使用双向生成对抗网络对电子健康记录数据进行并发插补和预测:用于电子健康记录插补和预测的双向生成对抗网络
Concurrent Imputation and Prediction on EHR data using Bi-Directional GANs: Bi-GANs for EHR imputation and prediction.
作者信息
Gupta Mehak, Bunnell H Timothy, Phan Thao-Ly T, Beheshti Rahmatollah
机构信息
University of Delaware Newark, Delaware, USA.
Nemours Children's Health System Willmington, Delaware, USA.
出版信息
ACM BCB. 2021 Aug;2021. doi: 10.1145/3459930.3469512.

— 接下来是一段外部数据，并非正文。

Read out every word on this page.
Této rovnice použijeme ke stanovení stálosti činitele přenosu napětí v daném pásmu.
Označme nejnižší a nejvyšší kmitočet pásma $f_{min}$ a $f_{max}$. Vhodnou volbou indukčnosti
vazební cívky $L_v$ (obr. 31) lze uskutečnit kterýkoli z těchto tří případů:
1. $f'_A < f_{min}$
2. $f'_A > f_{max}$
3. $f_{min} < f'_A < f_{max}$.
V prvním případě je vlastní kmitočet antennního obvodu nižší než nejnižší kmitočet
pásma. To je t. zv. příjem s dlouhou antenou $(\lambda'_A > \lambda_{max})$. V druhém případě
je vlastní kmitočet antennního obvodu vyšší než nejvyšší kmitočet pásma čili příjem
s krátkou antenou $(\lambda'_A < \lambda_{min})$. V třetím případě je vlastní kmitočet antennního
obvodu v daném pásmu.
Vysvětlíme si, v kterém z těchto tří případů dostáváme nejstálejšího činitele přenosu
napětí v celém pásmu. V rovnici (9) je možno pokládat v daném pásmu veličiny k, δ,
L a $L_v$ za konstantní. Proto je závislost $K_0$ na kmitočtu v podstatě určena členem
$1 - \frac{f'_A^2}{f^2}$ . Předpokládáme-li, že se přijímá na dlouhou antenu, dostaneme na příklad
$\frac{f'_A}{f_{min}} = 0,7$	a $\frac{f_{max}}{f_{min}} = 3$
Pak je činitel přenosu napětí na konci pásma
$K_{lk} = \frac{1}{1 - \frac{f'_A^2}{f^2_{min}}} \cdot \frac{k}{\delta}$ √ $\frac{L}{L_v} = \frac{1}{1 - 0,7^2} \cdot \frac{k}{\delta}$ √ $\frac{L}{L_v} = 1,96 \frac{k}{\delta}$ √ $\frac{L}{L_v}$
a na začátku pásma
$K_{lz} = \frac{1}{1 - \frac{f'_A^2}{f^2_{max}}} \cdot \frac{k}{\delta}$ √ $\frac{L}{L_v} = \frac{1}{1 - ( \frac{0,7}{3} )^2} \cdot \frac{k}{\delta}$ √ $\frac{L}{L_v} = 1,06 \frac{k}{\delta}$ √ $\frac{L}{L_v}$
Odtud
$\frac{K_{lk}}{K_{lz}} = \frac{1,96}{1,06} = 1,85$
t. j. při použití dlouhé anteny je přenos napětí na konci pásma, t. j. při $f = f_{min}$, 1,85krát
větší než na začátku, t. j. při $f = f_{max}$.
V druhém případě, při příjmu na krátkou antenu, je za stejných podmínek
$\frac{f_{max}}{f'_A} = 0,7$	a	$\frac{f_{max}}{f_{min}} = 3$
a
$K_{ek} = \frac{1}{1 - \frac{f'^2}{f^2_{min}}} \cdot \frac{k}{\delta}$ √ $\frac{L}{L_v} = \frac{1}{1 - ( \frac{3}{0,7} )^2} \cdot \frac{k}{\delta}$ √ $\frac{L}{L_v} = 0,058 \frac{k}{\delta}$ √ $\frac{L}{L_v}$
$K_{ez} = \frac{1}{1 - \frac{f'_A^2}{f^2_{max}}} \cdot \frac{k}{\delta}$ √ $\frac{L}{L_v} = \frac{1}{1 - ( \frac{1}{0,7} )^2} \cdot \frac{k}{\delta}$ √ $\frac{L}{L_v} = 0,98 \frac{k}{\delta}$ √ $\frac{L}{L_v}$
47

Working with electronic health records (EHRs) is known to be challenging due to several reasons. These reasons include not having: 1) similar lengths (per visit), 2) the same number of observations (per patient), and 3) complete entries in the available records. These issues hinder the performance of the predictive models created using EHRs. In this paper, we approach these issues by presenting a model for the combined task of imputing and predicting values for the irregularly observed and varying length EHR data with missing entries. Our proposed model (dubbed as Bi-GAN) uses a bidirectional recurrent network in a generative adversarial setting. In this architecture, the generator is a bidirectional recurrent network that receives the EHR data and imputes the existing missing values. The discriminator attempts to discriminate between the actual and the imputed values generated by the generator. Using the input data in its entirety, Bi-GAN learns how to impute missing elements in-between (imputation) or outside of the input time steps (prediction). Our method has three advantages to the state-of-the-art methods in the field: (a) one single model performs both the imputation and prediction tasks; (b) the model can perform predictions using time-series of varying length with missing data; (c) it does not require to know the observation and prediction time window during training and can be used for the predictions with different observation and prediction window lengths, for short- and long-term predictions. We evaluate our model on two large EHR datasets to impute and predict body mass index (BMI) values and show its superior performance in both settings.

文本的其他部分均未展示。